‘Worse than anything we’ve seen’: Springfield sets grim new pandemic record

The city of Springfield has reached a record number of coronavirus patients in critical care and on ventilators, officials wrote late Monday.

Springfield, in southwest Missouri, has been a recent focal point for what can happen when the highly contagious delta variant spreads through an area where the majority of the population is unvaccinated.

“98 patients in critical care, 58 are on ventilators. This is an all-time high,” the city posted on Twitter just after 7 p.m. Monday. “This rate of severe illness is worse than anything we’ve seen.”

As of Tuesday, 42.5% of the adult population of Greene County, where Springfield is located, had been fully vaccinated, according to the Centers for Disease Control and Prevention. Nationwide, nearly 59% of the adult population has been fully vaccinated.

On Sunday, the chief administrative officer for Mercy Hospital in Springfield, Erik Frederick, announced they were opening a sixth COVID-19 unit.

In a Twitter post, Frederick said the hospital only needed five such units last year.

“Many local rural communities don’t have high vaccination rates,” Frederick wrote. “They also don’t have a hospital. Get sick, come to Springfield. I think that’s getting left out of the narrative.”

Staff at the time were treating 133 virus patients, up from 116 from a week prior as health officials continued urging people to get vaccinated.

Last week, the hospital ran out of ventilators, so Mercy hospitals in St. Louis and Arkansas sent additional supplies.

Days later, the Springfield-Greene County Health Department reported 17 deaths between June 21 and July 4. Health officials said none were fully vaccinated. At least 15 of the patients had not received any vaccination.

As of Tuesday, Missouri had the fourth-highest rate of new cases per capita, according to data compiled by The New York Times, and among the lowest adult vaccination rates among all states.
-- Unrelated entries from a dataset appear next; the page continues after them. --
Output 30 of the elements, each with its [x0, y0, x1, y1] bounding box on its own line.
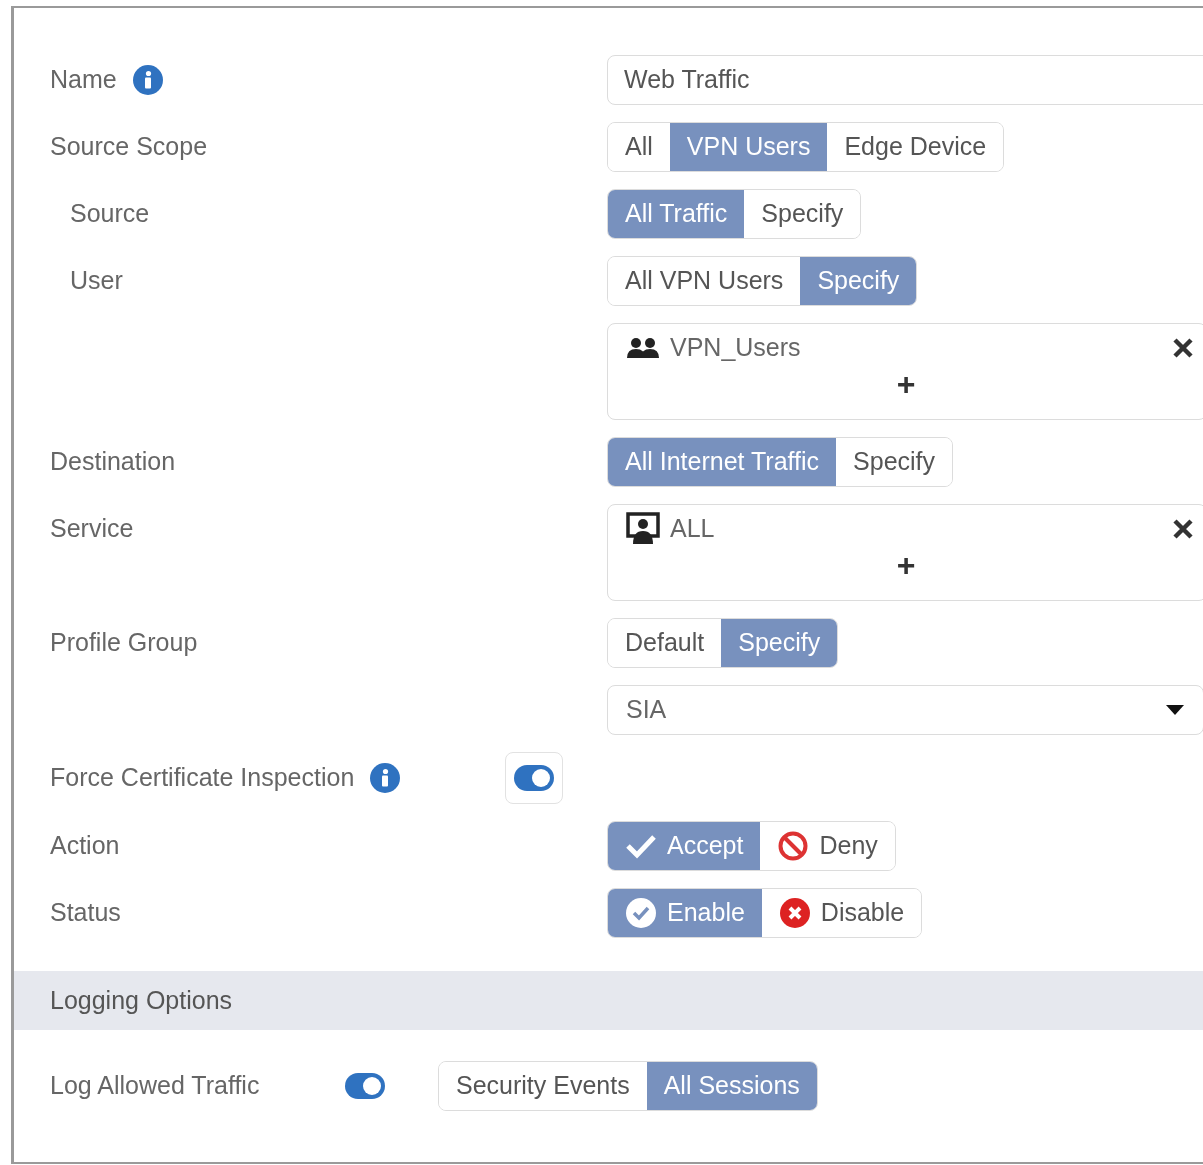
- info-icon: [132, 65, 163, 95]
- caret-icon: [1165, 704, 1185, 716]
- toggle-switch[interactable]: [514, 765, 554, 791]
- field-label: Force Certificate Inspection: [50, 762, 355, 794]
- field-label: Source Scope: [50, 131, 208, 163]
- prohibited-icon: [777, 830, 810, 862]
- field-label: Action: [50, 830, 120, 862]
- info-icon: [370, 763, 401, 793]
- field-label: Destination: [50, 446, 176, 478]
- field-label: Name: [50, 64, 117, 96]
- field-label: Service: [50, 513, 134, 544]
- field-label: Log Allowed Traffic: [50, 1070, 260, 1102]
- list-entry: ALL: [670, 513, 715, 545]
- list-entry: VPN_Users: [670, 332, 801, 364]
- remove-icon[interactable]: [1172, 518, 1194, 540]
- field-label: Source: [70, 198, 150, 230]
- field-label: Status: [50, 897, 121, 929]
- users-icon: [626, 337, 660, 359]
- field-label: Profile Group: [50, 627, 198, 659]
- field-label: User: [70, 265, 123, 297]
- check-circle-icon: [625, 897, 657, 929]
- add-button[interactable]: +: [896, 368, 916, 400]
- name-input[interactable]: Web Traffic: [607, 55, 1203, 105]
- add-button[interactable]: +: [896, 549, 916, 581]
- monitor-user-icon: [626, 512, 660, 546]
- toggle-switch[interactable]: [345, 1073, 385, 1099]
- remove-icon[interactable]: [1172, 337, 1194, 359]
- x-circle-icon: [778, 897, 811, 929]
- section-header: Logging Options: [14, 971, 1203, 1030]
- check-icon: [625, 833, 657, 859]
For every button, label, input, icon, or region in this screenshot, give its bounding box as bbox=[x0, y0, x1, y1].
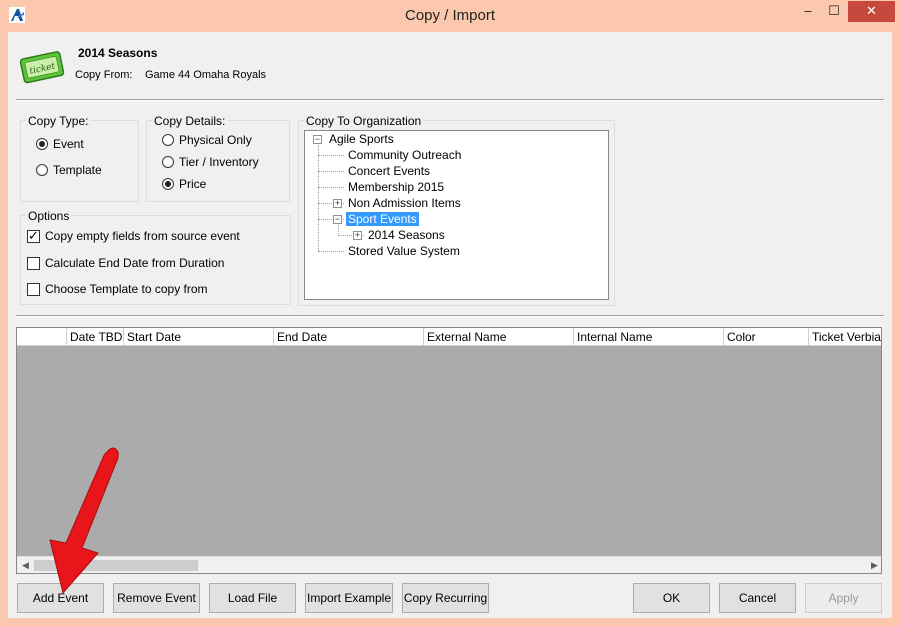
checkbox-indicator[interactable] bbox=[27, 256, 40, 270]
copy-type-group bbox=[20, 120, 139, 202]
column-header-end-date[interactable]: End Date bbox=[274, 328, 424, 346]
events-grid[interactable]: Date TBD Start Date End Date External Na… bbox=[16, 327, 882, 574]
header-separator bbox=[16, 99, 884, 101]
radio-indicator[interactable] bbox=[36, 164, 48, 176]
checkbox-label: Copy empty fields from source event bbox=[45, 229, 240, 243]
tree-node-sport-events[interactable]: Sport Events bbox=[346, 212, 419, 226]
collapse-icon[interactable]: − bbox=[313, 135, 322, 144]
tree-connector bbox=[318, 155, 344, 156]
section-separator bbox=[16, 315, 884, 317]
maximize-button[interactable]: ☐ bbox=[821, 1, 847, 22]
expand-icon[interactable]: + bbox=[353, 231, 362, 240]
tree-node-stored-value-system[interactable]: Stored Value System bbox=[346, 244, 462, 258]
remove-event-button[interactable]: Remove Event bbox=[113, 583, 200, 613]
organization-tree[interactable]: − Agile Sports Community Outreach Concer… bbox=[304, 130, 609, 300]
window-title: Copy / Import bbox=[404, 7, 496, 24]
checkbox-indicator[interactable] bbox=[27, 282, 40, 296]
tree-node-concert-events[interactable]: Concert Events bbox=[346, 164, 432, 178]
radio-label: Physical Only bbox=[179, 133, 252, 147]
copy-type-event-radio[interactable]: Event bbox=[36, 137, 84, 151]
copy-details-physical-radio[interactable]: Physical Only bbox=[162, 133, 252, 147]
column-header-ticket-verbiage[interactable]: Ticket Verbiage bbox=[809, 328, 881, 346]
row-header-column[interactable] bbox=[17, 328, 67, 346]
checkbox-label: Choose Template to copy from bbox=[45, 282, 208, 296]
tree-node-membership-2015[interactable]: Membership 2015 bbox=[346, 180, 446, 194]
tree-node-2014-seasons[interactable]: 2014 Seasons bbox=[366, 228, 447, 242]
tree-connector bbox=[318, 251, 344, 252]
tree-connector bbox=[318, 187, 344, 188]
choose-template-checkbox[interactable]: Choose Template to copy from bbox=[27, 282, 208, 296]
scrollbar-thumb[interactable] bbox=[34, 560, 198, 571]
apply-button[interactable]: Apply bbox=[805, 583, 882, 613]
source-title: 2014 Seasons bbox=[78, 46, 158, 60]
tree-node-non-admission-items[interactable]: Non Admission Items bbox=[346, 196, 463, 210]
copy-empty-fields-checkbox[interactable]: ✓ Copy empty fields from source event bbox=[27, 227, 240, 243]
title-bar[interactable]: Copy / Import – ☐ ✕ bbox=[0, 0, 900, 32]
scroll-right-icon[interactable]: ▶ bbox=[866, 557, 881, 573]
tree-connector bbox=[318, 171, 344, 172]
radio-indicator[interactable] bbox=[162, 134, 174, 146]
scroll-left-icon[interactable]: ◀ bbox=[17, 557, 34, 573]
dialog-client-area: ticket 2014 Seasons Copy From: Game 44 O… bbox=[8, 32, 892, 618]
grid-header: Date TBD Start Date End Date External Na… bbox=[17, 328, 881, 346]
ok-button[interactable]: OK bbox=[633, 583, 710, 613]
expand-icon[interactable]: + bbox=[333, 199, 342, 208]
import-example-button[interactable]: Import Example bbox=[305, 583, 393, 613]
radio-label: Event bbox=[53, 137, 84, 151]
radio-indicator[interactable] bbox=[162, 156, 174, 168]
options-label: Options bbox=[26, 209, 72, 223]
add-event-button[interactable]: Add Event bbox=[17, 583, 104, 613]
copy-to-org-label: Copy To Organization bbox=[304, 114, 424, 128]
load-file-button[interactable]: Load File bbox=[209, 583, 296, 613]
radio-label: Template bbox=[53, 163, 102, 177]
checkbox-indicator[interactable]: ✓ bbox=[27, 227, 40, 243]
copy-from-label: Copy From: bbox=[75, 69, 133, 81]
horizontal-scrollbar[interactable]: ◀ ▶ bbox=[17, 556, 881, 573]
copy-details-price-radio[interactable]: Price bbox=[162, 177, 206, 191]
ticket-icon: ticket bbox=[19, 51, 65, 84]
cancel-button[interactable]: Cancel bbox=[719, 583, 796, 613]
tree-node-agile-sports[interactable]: Agile Sports bbox=[327, 132, 396, 146]
radio-indicator[interactable] bbox=[162, 178, 174, 190]
close-button[interactable]: ✕ bbox=[848, 1, 895, 22]
tree-node-community-outreach[interactable]: Community Outreach bbox=[346, 148, 463, 162]
collapse-icon[interactable]: − bbox=[333, 215, 342, 224]
copy-type-template-radio[interactable]: Template bbox=[36, 163, 102, 177]
copy-type-label: Copy Type: bbox=[26, 114, 91, 128]
radio-label: Tier / Inventory bbox=[179, 155, 259, 169]
column-header-color[interactable]: Color bbox=[724, 328, 809, 346]
checkmark-icon: ✓ bbox=[28, 227, 39, 243]
copy-from-value: Game 44 Omaha Royals bbox=[145, 69, 267, 81]
radio-indicator[interactable] bbox=[36, 138, 48, 150]
minimize-button[interactable]: – bbox=[795, 1, 821, 22]
radio-label: Price bbox=[179, 177, 207, 191]
copy-recurring-button[interactable]: Copy Recurring bbox=[402, 583, 489, 613]
column-header-internal-name[interactable]: Internal Name bbox=[574, 328, 724, 346]
column-header-date-tbd[interactable]: Date TBD bbox=[67, 328, 124, 346]
copy-details-tier-radio[interactable]: Tier / Inventory bbox=[162, 155, 259, 169]
copy-details-label: Copy Details: bbox=[152, 114, 228, 128]
checkbox-label: Calculate End Date from Duration bbox=[45, 256, 225, 270]
calculate-end-date-checkbox[interactable]: Calculate End Date from Duration bbox=[27, 256, 224, 270]
tree-connector bbox=[318, 145, 319, 251]
column-header-start-date[interactable]: Start Date bbox=[124, 328, 274, 346]
column-header-external-name[interactable]: External Name bbox=[424, 328, 574, 346]
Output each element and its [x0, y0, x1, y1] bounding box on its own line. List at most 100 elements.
Days earlier, it sat at number two behind Arkansas for highest rate of new cases per day and ranked first for the highest rates of hospitalizations and deaths of any state. While it’s since moved down the list, Missouri remains in the top tier of states being hit hardest by the virus.

On Monday, Frederick wrote on Twitter that the hospital’s vaccine clinic saw the number of daily appointments increase from 150 to 250.

“That gives me hope,” he wrote.

The same day, White House officials announced the Department of Health and Human Services will send millions to small rural hospitals in Missouri and Kansas in an effort to boost mitigation efforts and testing at the facilities.

Missouri is slated to receive $8.3 million. Kansas is set to receive the second most of any state, at $23.5 million.

The funding will go toward the smallest rural facilities, known as critical access hospitals, which have fewer than 50 beds. This qualifies 91 hospitals in Kansas and 32 hospitals in Missouri.